ISO 27001:2022 is the international standard for establishing, implementing and continually improving an Information Security Management System (ISMS). Acuigen first achieved ISO 27001 certification in 2018 and has successfully maintained certification through annual re‑certification, demonstrating our ongoing commitment to protecting confidential information and managing information security risk.
What is ISO 27001?
ISO 27001 requires senior management to:
- Identify and assess information security risks systematically, taking into account threats, vulnerabilities and potential impacts
- Design and implement proportionate security controls (and other risk treatments) to reduce identified risks to acceptable levels
- Operate an ongoing management framework to ensure that controls remain effective and aligned to business, client and regulatory requirements
The standard takes a risk‑based approach to information security, ensuring controls are practical, relevant and embedded into day‑to‑day operations.
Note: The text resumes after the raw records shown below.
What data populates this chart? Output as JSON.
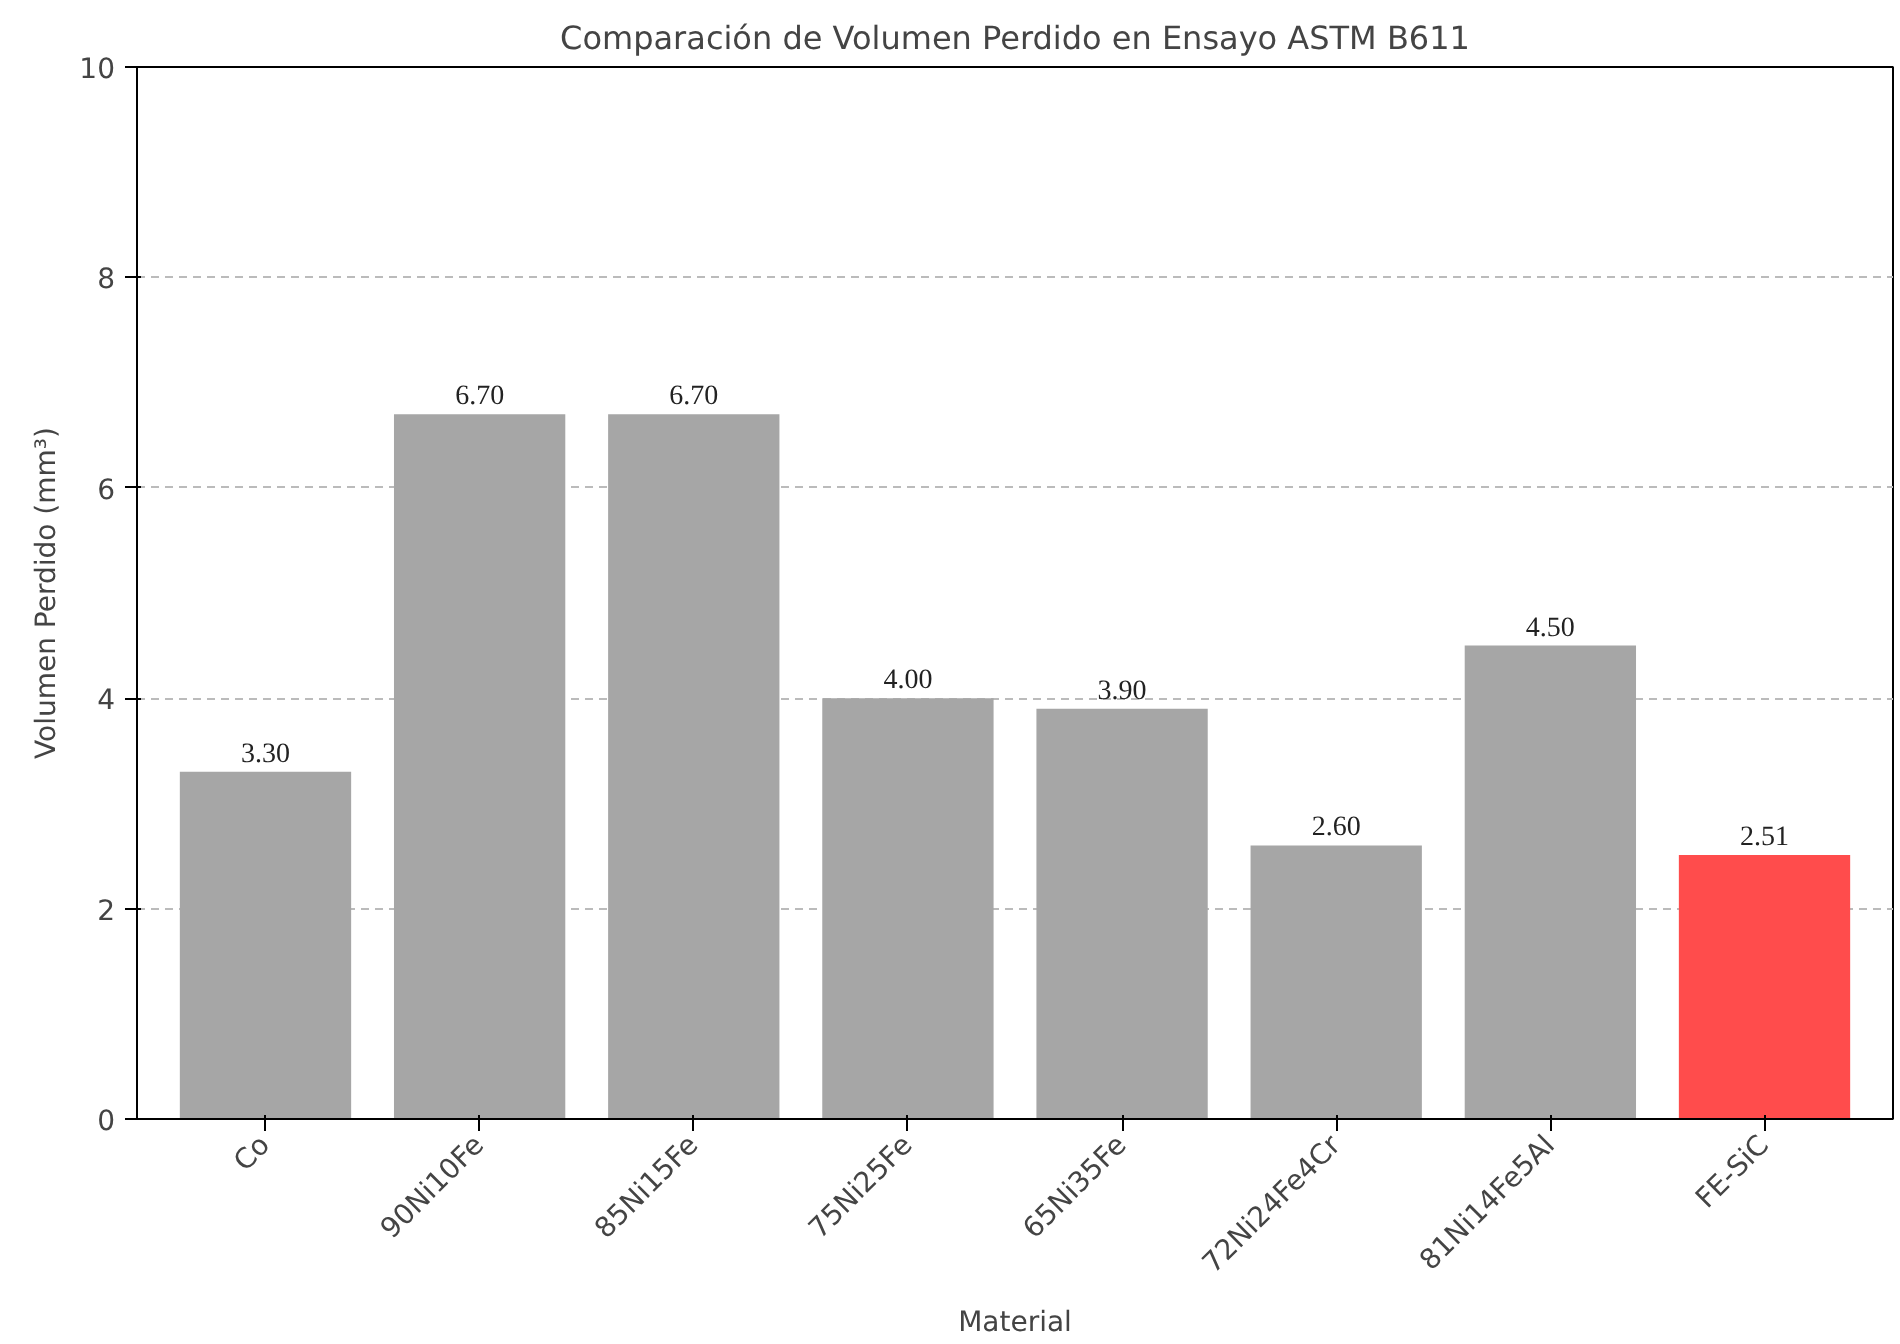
{
  "chart_data": {
    "type": "bar",
    "title": "Comparación de Volumen Perdido en Ensayo ASTM B611",
    "xlabel": "Material",
    "ylabel": "Volumen Perdido (mm³)",
    "categories": [
      "Co",
      "90Ni10Fe",
      "85Ni15Fe",
      "75Ni25Fe",
      "65Ni35Fe",
      "72Ni24Fe4Cr",
      "81Ni14Fe5Al",
      "FE-SiC"
    ],
    "values": [
      3.3,
      6.7,
      6.7,
      4.0,
      3.9,
      2.6,
      4.5,
      2.51
    ],
    "value_labels": [
      "3.30",
      "6.70",
      "6.70",
      "4.00",
      "3.90",
      "2.60",
      "4.50",
      "2.51"
    ],
    "colors": [
      "#a6a6a6",
      "#a6a6a6",
      "#a6a6a6",
      "#a6a6a6",
      "#a6a6a6",
      "#a6a6a6",
      "#a6a6a6",
      "#ff4c4c"
    ],
    "ylim": [
      0,
      10
    ],
    "yticks": [
      0,
      2,
      4,
      6,
      8,
      10
    ],
    "grid": "y",
    "line_style": "dashed"
  }
}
Scope of our ISO 27001 Certification
The scope of Acuigen’s ISO 27001 certification covers an ISMS supporting:
- Research and client feedback interviewing services, including:
- Face‑to‑face interviews
- Telephone research
- Web‑based surveys
- International and multilingual research and feedback programmes
- Qualitative and quantitative research methodologies
- Customer opinion tracking studies
- Data modelling and analysis
- Design, development and hosting of research and insight software
- Customer relationship management
- Project management
This scope supports both our research services and CustomServe insight technology.
Independent Assessment
As part of our ISO 27001 certification, Acuigen undergoes a comprehensive annual independent assessment, conducted by SGS United Kingdom Limited.
Our most recent re‑certification audit took place in February 2026, providing independent assurance that our information security controls and governance arrangements remain robust, appropriate and effective.
ISO 9001, ISO 20252 and ISO 27001 - What’s the difference?
Our 3 ISO standards address different but complementary aspects of how we deliver quality, conduct research and protect information:
- ISO 9001 is a quality system that ensures that clients receive a great service and that our service and products are continually improved. We define the internal quality systems and ensure that we deliver to them for the 2 certified scopes (research and software development/hosting of services). ISO 9001 takes a risk assessment and mitigation approach to managing quality.
- ISO 20252, by contrast to ISO 9001, is a ‘best of class’ prescriptive standard that defines standard ways and standards dependent upon the appropriate research methodology. For example, when undertaking telephone interviews, the standard defines the minimum number of interviews that have to be validated per interviewer and the methods of assuring the quality of their work.
- ISO 27001 is an information security standard that uses a risk assessment and mitigation approach in the same manner as ISO 9001. An information security management system (ISMS) is set up with circa 93 different controls (listed in ISO 27002) to cover different areas of risk, including; people, organisation, physical and technology risks.
UKAS Accreditation - Why is it so important?
Our certification processes are accredited by the United Kingdom Accreditation Service (UKAS), the UK government‑appointed body responsible for assessing organisations that provide certification services. UKAS is also a signatory to international accreditation agreements, enabling the mutual recognition of certifications globally.
Only UKAS‑accredited certification bodies have been formally assessed by the UK’s national accreditation authority. Certification issued by non‑accredited bodies may not be subject to the same level of independent oversight or international recognition.